El bonapartismo y el caso de Potosí


 

El bonapartismo, un procedimiento partidario de algunos gobiernos, basado en la violencia con la utilización de sectores sociales conservadores y hasta reaccionarios contra sectores opositores, existió en mayor o menor cuantía en casi todas la épocas de la historia de Bolivia, pero esa práctica está alcanzando en últimos tiempos niveles nunca conocidos y que, naturalmente, causan repudio general, aparte de que está destinado a tener efecto de bumerang, es decir que el arma lanzada se vuelve contra la cabeza de quien la disparó.

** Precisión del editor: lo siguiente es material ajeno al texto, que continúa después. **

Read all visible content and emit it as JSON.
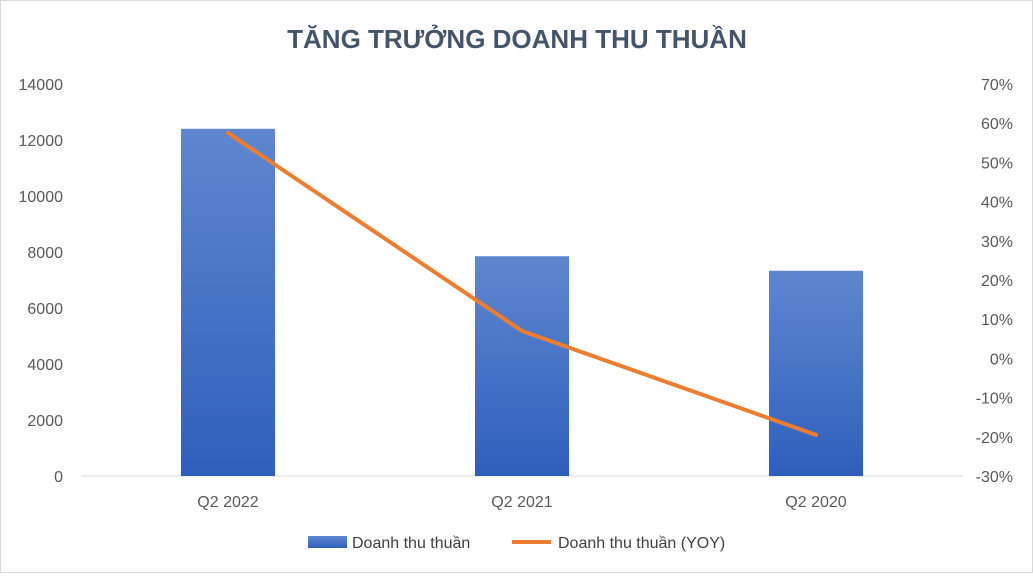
{
  "chart_data": {
    "type": "bar",
    "title": "TĂNG TRƯỞNG DOANH THU THUẦN",
    "categories": [
      "Q2 2022",
      "Q2 2021",
      "Q2 2020"
    ],
    "series": [
      {
        "name": "Doanh thu thuần",
        "type": "bar",
        "axis": "left",
        "color": "#4472c4",
        "values": [
          12400,
          7850,
          7330
        ]
      },
      {
        "name": "Doanh thu thuần (YOY)",
        "type": "line",
        "axis": "right",
        "color": "#ed7d31",
        "values": [
          0.575,
          0.07,
          -0.195
        ]
      }
    ],
    "y_left": {
      "min": 0,
      "max": 14000,
      "step": 2000,
      "ticks": [
        "0",
        "2000",
        "4000",
        "6000",
        "8000",
        "10000",
        "12000",
        "14000"
      ]
    },
    "y_right": {
      "min": -0.3,
      "max": 0.7,
      "step": 0.1,
      "ticks": [
        "-30%",
        "-20%",
        "-10%",
        "0%",
        "10%",
        "20%",
        "30%",
        "40%",
        "50%",
        "60%",
        "70%"
      ]
    },
    "grid": false,
    "legend": "bottom-center"
  }
}
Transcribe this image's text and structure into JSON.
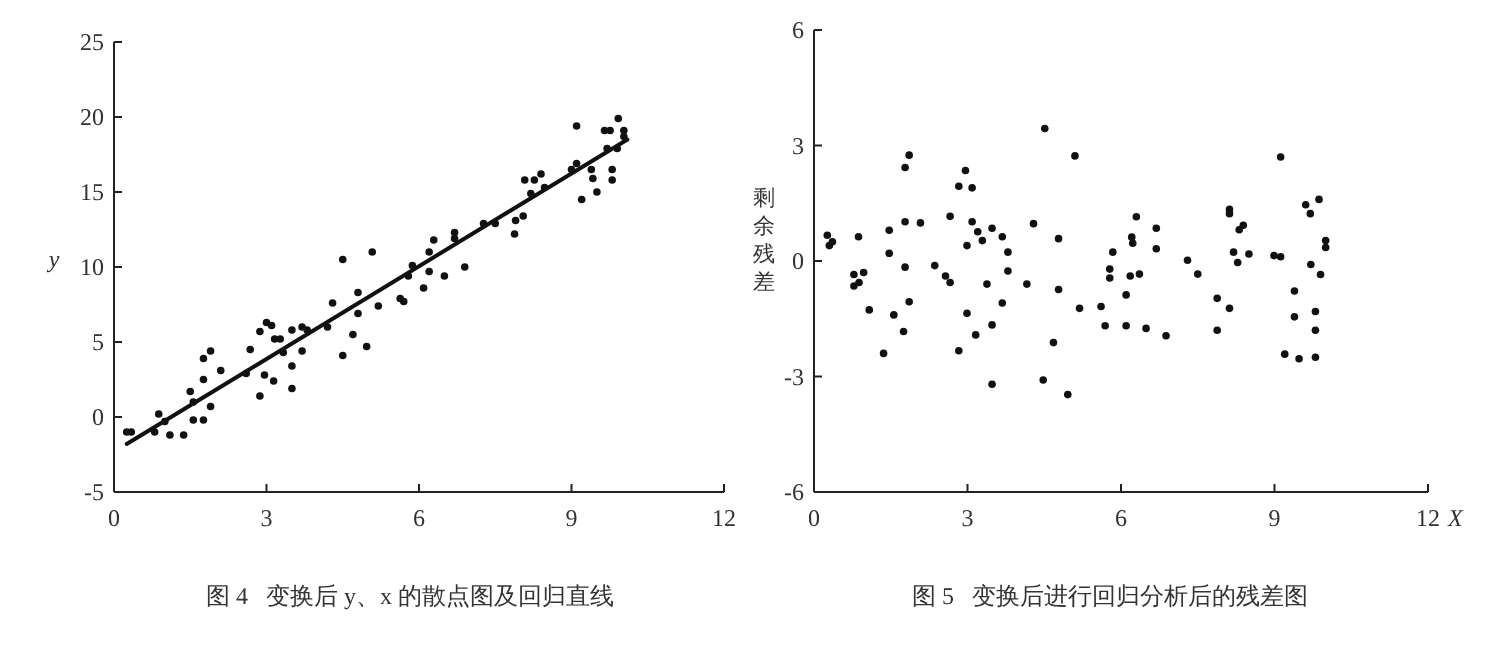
{
  "chart_data": [
    {
      "type": "scatter",
      "title": "图 4   变换后 y、x 的散点图及回归直线",
      "ylabel": "y",
      "xlim": [
        0,
        12
      ],
      "ylim": [
        -5,
        25
      ],
      "xticks": [
        0,
        3,
        6,
        9,
        12
      ],
      "yticks": [
        -5,
        0,
        5,
        10,
        15,
        20,
        25
      ],
      "series": [
        {
          "marker": "circle",
          "color": "#111111",
          "x": [
            0.25,
            0.34,
            0.8,
            0.88,
            1.0,
            1.1,
            1.37,
            1.5,
            1.56,
            1.56,
            1.76,
            1.76,
            1.9,
            1.76,
            1.9,
            2.1,
            2.6,
            2.68,
            2.87,
            2.96,
            3.0,
            3.1,
            2.87,
            3.16,
            3.27,
            3.14,
            3.33,
            3.5,
            3.5,
            3.5,
            3.7,
            3.7,
            3.8,
            4.2,
            4.3,
            4.5,
            4.5,
            4.7,
            4.8,
            4.8,
            4.97,
            5.08,
            5.2,
            5.63,
            5.7,
            5.79,
            5.87,
            6.09,
            6.2,
            6.2,
            6.29,
            6.5,
            6.7,
            6.7,
            6.9,
            7.27,
            7.5,
            7.88,
            7.9,
            8.05,
            8.08,
            8.27,
            8.4,
            8.2,
            8.47,
            9.0,
            9.1,
            9.1,
            9.2,
            9.39,
            9.42,
            9.5,
            9.8,
            9.8,
            9.65,
            9.76,
            9.92,
            10.03,
            10.03,
            9.9,
            9.7
          ],
          "values": [
            -1.0,
            -1.0,
            -1.0,
            0.2,
            -0.3,
            -1.2,
            -1.2,
            1.7,
            1.0,
            -0.2,
            -0.2,
            3.9,
            4.4,
            2.5,
            0.7,
            3.1,
            2.9,
            4.5,
            1.4,
            2.8,
            6.3,
            6.1,
            5.7,
            5.2,
            5.2,
            2.4,
            4.3,
            5.8,
            3.4,
            1.9,
            6.0,
            4.4,
            5.8,
            6.0,
            7.6,
            10.5,
            4.1,
            5.5,
            8.3,
            6.9,
            4.7,
            11.0,
            7.4,
            7.9,
            7.7,
            9.4,
            10.1,
            8.6,
            9.7,
            11.0,
            11.8,
            9.4,
            12.3,
            11.9,
            10.0,
            12.9,
            12.9,
            12.2,
            13.1,
            13.4,
            15.8,
            15.8,
            16.2,
            14.9,
            15.3,
            16.5,
            16.9,
            19.4,
            14.5,
            16.5,
            15.9,
            15.0,
            16.5,
            15.8,
            19.1,
            19.1,
            19.9,
            19.1,
            18.7,
            17.9,
            17.9
          ]
        },
        {
          "type": "line",
          "color": "#111111",
          "line_style": "solid",
          "x": [
            0.25,
            10.1
          ],
          "values": [
            -1.8,
            18.5
          ]
        }
      ]
    },
    {
      "type": "scatter",
      "title": "图 5   变换后进行回归分析后的残差图",
      "xlabel": "X",
      "ylabel": "剩余残差",
      "xlim": [
        0,
        12
      ],
      "ylim": [
        -6,
        6
      ],
      "xticks": [
        0,
        3,
        6,
        9,
        12
      ],
      "yticks": [
        -6,
        -3,
        0,
        3,
        6
      ],
      "series": [
        {
          "marker": "circle",
          "color": "#111111",
          "x": [
            0.26,
            0.3,
            0.36,
            0.78,
            0.78,
            0.88,
            0.87,
            0.97,
            1.08,
            1.36,
            1.47,
            1.47,
            1.56,
            1.75,
            1.78,
            1.78,
            1.78,
            1.86,
            1.86,
            2.08,
            2.36,
            2.57,
            2.66,
            2.66,
            2.83,
            2.83,
            2.96,
            2.99,
            2.99,
            3.09,
            3.09,
            3.16,
            3.2,
            3.29,
            3.38,
            3.48,
            3.48,
            3.48,
            3.68,
            3.68,
            3.79,
            3.79,
            4.16,
            4.29,
            4.48,
            4.51,
            4.68,
            4.78,
            4.78,
            4.96,
            5.1,
            5.19,
            5.61,
            5.69,
            5.78,
            5.78,
            5.84,
            6.1,
            6.18,
            6.21,
            6.23,
            6.3,
            6.36,
            6.1,
            6.49,
            6.69,
            6.69,
            6.88,
            7.3,
            7.5,
            7.88,
            7.88,
            8.12,
            8.12,
            8.12,
            8.2,
            8.28,
            8.31,
            8.39,
            8.5,
            9.12,
            8.99,
            9.12,
            9.2,
            9.39,
            9.39,
            9.48,
            9.61,
            9.7,
            9.71,
            9.8,
            9.8,
            9.8,
            9.87,
            9.9,
            10.0,
            10.0
          ],
          "values": [
            0.67,
            0.4,
            0.5,
            -0.35,
            -0.65,
            -0.56,
            0.63,
            -0.3,
            -1.27,
            -2.4,
            0.2,
            0.8,
            -1.4,
            -1.83,
            -0.16,
            1.02,
            2.43,
            2.75,
            -1.06,
            0.99,
            -0.12,
            -0.39,
            -0.56,
            1.16,
            -2.33,
            1.94,
            2.35,
            0.4,
            -1.36,
            1.9,
            1.02,
            -1.92,
            0.76,
            0.53,
            -0.6,
            0.85,
            -1.66,
            -3.2,
            0.63,
            -1.09,
            0.23,
            -0.26,
            -0.6,
            0.97,
            -3.09,
            3.44,
            -2.12,
            0.58,
            -0.74,
            -3.47,
            2.73,
            -1.23,
            -1.18,
            -1.68,
            -0.21,
            -0.44,
            0.23,
            -1.68,
            -0.39,
            0.62,
            0.46,
            1.15,
            -0.34,
            -0.88,
            -1.75,
            0.85,
            0.32,
            -1.94,
            0.02,
            -0.34,
            -0.97,
            -1.8,
            -1.23,
            1.34,
            1.23,
            0.23,
            -0.04,
            0.81,
            0.93,
            0.18,
            2.7,
            0.14,
            0.11,
            -2.42,
            -0.78,
            -1.45,
            -2.54,
            1.46,
            1.23,
            -0.09,
            -1.31,
            -1.8,
            -2.5,
            1.6,
            -0.35,
            0.53,
            0.35
          ]
        }
      ]
    }
  ]
}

El bonapartismo original apareció en Europa a mediados del Siglo XIX como creación desesperada de un gobernante reaccionario que, bajo el nombre de “sociedades de beneficencia”, organizó en grupos secretos al lumpen, que eran conducidos por los agentes del gobierno, de los cuales el mismo gobernante era jefe y en los que se encontraban reproducidos los intereses que persiguió el mismo gobernante. Esas sociedades fueron en el único y lo último en que podía apoyarse el monarca, que concebía la historia de los pueblos y los actos del gobierno y del Estado como una comedia, en la que los grandes discursos y exhibiciones circenses no eran más que la careta para esconder lo más mezquino y miserable.

Esa forma de “hacer política” fue restituida en tiempos recientes, como, por ejemplo, en los sucesos de la ciudad de Sucre y La Paz con motivo de las actividades de la Asamblea Constituyente, la amenaza de cercar y asaltar la ciudad de Santa Cruz, el ataque para disolver manifestaciones opositoras, amenazas a medios de comunicación y otros. Pero el caso reciente en Potosí es el más patético y aparece como la expresión más clara de la aplicación abierta de bonapartismo en el país.

En efecto, a raíz del fracaso de las peticiones de entidades apartidarias y apolíticas del Departamento de Potosí y su capital, las partes en conflicto hicieron esfuerzos para llegar a soluciones con base en negociaciones, pero los esfuerzos no tuvieron resultado por intransigencia general y terminaron en fracasos sucesivos, los mismos que en vez de atenuar la crítica situación, crearon un estado casi general de descontento que culminó en la asonada que conmocionó al país el martes de la semana pasada y que tuvo repercusiones internacionales.

Como las demandas de los representantes cívicos potosinos resultaron estériles, se produjo una lógica exacerbación de los ánimos de la población de ese Departamento, que anunció que continuaría la lucha “hasta las últimas consecuencias”, por la solución de sus grandes problemas y que no cedería mientras continúe la “indiferencia” oficial a la solución de las necesidades reclamadas. Tan enérgica decisión hizo que el Gobierno sacara de su arsenal de soluciones políticas la necesidad de movilizar grupos sociales que controla para cercar la capital potosina y reducirla por la amenaza de un asedio hasta que ponga fin a sus reclamaciones y permanezca sin lugar a protesta.

La amenaza de cerco y asedio a Potosí por parte de por lo menos seis organismos sociales adictos al oficialismo, los rumores y comentarios callejeros naturalmente causaron poco menos que pánico entre la ciudadanía que al escuchar los ecos de tambores de guerra, procedió a adoptar, como medidas de previsión, posiciones defensivas, vigilias, alerta a cualquier convocatoria.

Al mismo tiempo, se pedía que se ponga fin a esa amenaza típica de los tiempos del oscurantismo feudal del medioevo y que los inspiradores de ese acto de bonapartismo cedan en su intransigencia, faciliten el diálogo, den paso al entendimiento y no hagan oídos sordos a peticiones que bien pueden ser aceptadas o rechazadas, según la grandeza de las partes enguerrilladas. Es más, renunciar a la práctica de un sistema de defensa que tiene efectos contraproducentes y en vez de mostrar debilidad, tomar el toro por las astas, porque cuando se trata de convencer a alguien, es porque se reconoce como el dueño de la situación.